Zabbix5.0でテンプレートを作成する方法

投稿者: | 2020-10-28

前回はZabbixのメディア周りの設定について解説しました。今回はZabbixで監視項目をまとめたテンプレートの作成手順について、サーバの死活監視を行う簡単なテンプレートを作成しながら解説します。

テンプレートとは

Zabbixのテンプレートは、監視対象のホストに対しどのようなことを監視するかをまとめたものです。テンプレートの中には以下の項目があります。

アプリケーション 監視する対象の論理的なグループを設定する
アイテム 監視する項目を設定する
トリガー アイテムに対する閾値や障害の種類を設定する
グラフ 監視項目のグラフを設定する
スクリーン 監視項目のスクリーンを設定する
ディスカバリ ディスカバリールールを設定する
Webシナリオ Webサーバの一連の流れの監視を設定する

テンプレートで監視項目をまとめておくことで、監視対象のホストに対し、監視項目を簡単に設定できます。また、Zabbixではデフォルトで様々なテンプレートが用意されているため、デフォルトのテンプレートを使用することで、基本的な項目を監視することができます。

テンプレートはZabbixで監視項目を設定する際に重要な内容のため、ぜひ覚えておきましょう。

テンプレートの作成

Zabbixでテンプレートを作成するには、Zabbixのダッシュボードの「設定 > テンプレート」から「テンプレートの作成」をクリックします。

テンプレート名とグループを設定します。今回はテンプレート名に「Alive Monitoring」、グループに「Linux servers」を設定します。設定後「追加」をクリックし、テンプレートが追加されたことを確認します。

アプリケーションの作成

テンプレートの作成後、テンプレートにアプリケーションを設定します。作成した「Alive Monitoring」の右側にある「アプリケーション」から「アプリケーションの作成」をクリックします。

アプリケーションの名前を設定します。今回は「ping」と設定します。設定後「追加」をクリックし、アプリケーションが追加されたことを確認します。

アイテムの作成

アプリケーションの作成後、テンプレートにアイテムを設定します。「Alive Monitoring」の右側にある「アイテム」から「アイテムの作成」をクリックします。

アイテムの各種情報を以下の内容で設定します。下記項目以外はデフォルト値とします。設定後「追加」をクリックし、アイテムが追加されたことを確認します。

名前 alive monitoring
タイプ シンプルチェック
キー icmpping[,3,5000,68,3000]
監視間隔 10m
値のマッピング Service state
アプリケーション ping

トリガーの作成

アイテムの作成後、テンプレートにトリガーを設定します。「Alive Monitoring」の右側にある「トリガー」から「トリガーの作成」をクリックします。

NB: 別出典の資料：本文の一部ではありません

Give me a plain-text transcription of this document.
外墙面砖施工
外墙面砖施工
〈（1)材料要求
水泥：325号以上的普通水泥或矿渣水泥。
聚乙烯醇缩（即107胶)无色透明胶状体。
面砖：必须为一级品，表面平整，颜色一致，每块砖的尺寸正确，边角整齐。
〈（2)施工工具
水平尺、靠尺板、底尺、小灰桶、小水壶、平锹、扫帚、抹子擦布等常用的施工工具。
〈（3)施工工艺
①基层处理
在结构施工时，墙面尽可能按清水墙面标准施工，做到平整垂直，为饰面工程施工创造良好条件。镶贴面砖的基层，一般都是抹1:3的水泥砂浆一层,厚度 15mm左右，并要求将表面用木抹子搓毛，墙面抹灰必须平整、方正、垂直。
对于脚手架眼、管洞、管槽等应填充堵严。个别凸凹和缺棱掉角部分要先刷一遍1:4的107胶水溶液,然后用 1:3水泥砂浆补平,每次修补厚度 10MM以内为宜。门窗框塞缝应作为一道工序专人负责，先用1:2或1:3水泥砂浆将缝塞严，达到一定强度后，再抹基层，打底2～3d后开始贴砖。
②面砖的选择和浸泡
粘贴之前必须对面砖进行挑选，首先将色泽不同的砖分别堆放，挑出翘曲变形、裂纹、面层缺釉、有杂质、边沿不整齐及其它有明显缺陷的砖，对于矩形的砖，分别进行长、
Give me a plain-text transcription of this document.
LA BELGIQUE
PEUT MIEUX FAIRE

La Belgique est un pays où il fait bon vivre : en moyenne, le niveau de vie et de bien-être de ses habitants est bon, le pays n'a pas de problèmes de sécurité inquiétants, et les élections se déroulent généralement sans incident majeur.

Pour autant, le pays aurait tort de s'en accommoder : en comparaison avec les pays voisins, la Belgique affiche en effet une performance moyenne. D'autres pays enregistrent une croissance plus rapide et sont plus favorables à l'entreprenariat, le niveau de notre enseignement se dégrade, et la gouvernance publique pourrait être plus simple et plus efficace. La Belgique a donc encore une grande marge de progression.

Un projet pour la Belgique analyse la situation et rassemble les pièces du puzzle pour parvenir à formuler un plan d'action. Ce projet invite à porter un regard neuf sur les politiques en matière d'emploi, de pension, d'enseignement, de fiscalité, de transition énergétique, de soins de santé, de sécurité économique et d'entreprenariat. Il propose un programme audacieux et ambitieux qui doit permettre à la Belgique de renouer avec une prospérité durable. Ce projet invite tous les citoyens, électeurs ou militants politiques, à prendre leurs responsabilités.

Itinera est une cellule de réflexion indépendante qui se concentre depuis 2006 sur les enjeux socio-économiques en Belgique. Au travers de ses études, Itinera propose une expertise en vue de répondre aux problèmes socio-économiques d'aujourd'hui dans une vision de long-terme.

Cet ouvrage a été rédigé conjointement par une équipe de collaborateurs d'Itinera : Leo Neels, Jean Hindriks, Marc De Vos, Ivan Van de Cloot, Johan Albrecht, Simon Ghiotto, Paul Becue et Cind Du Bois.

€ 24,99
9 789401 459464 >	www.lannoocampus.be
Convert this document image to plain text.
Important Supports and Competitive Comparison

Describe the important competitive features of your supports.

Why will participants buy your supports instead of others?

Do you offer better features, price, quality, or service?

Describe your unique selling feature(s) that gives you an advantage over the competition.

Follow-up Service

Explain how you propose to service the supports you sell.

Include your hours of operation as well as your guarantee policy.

トリガーの各種情報を以下の内容で設定します。下記項目以外はデフォルト値とします。設定後「追加」をクリックし、トリガーが追加されたことを確認します。

名前 {HOST.NAME} Alive Monitoring
深刻度 致命的な障害
条件式 {Alive Monitoring:icmpping[,3,5000,68,3000].last()}=0
手動クローズを許可 チェックあり

ホストへの設定

テンプレートの設定完了後、監視対象のホストにテンプレートを設定します。Zabbixのダッシュボードの「設定 > ホスト」から監視対象のホストをクリックし「テンプレート」を選択します。

「新規テンプレートをリンク」からホストグループの「Linux servers」を選択し「Alive Monitoring」を追加します。追加後「更新」をクリックし、監視対象のホストにテンプレートが追加されたことを確認します。

動作確認

ホストにテンプレートを設定後、動作確認を行います。監視対象のホストをシャットダウンし、数分待ったあとにZabbixのダッシュボードで障害が通知されれば成功です。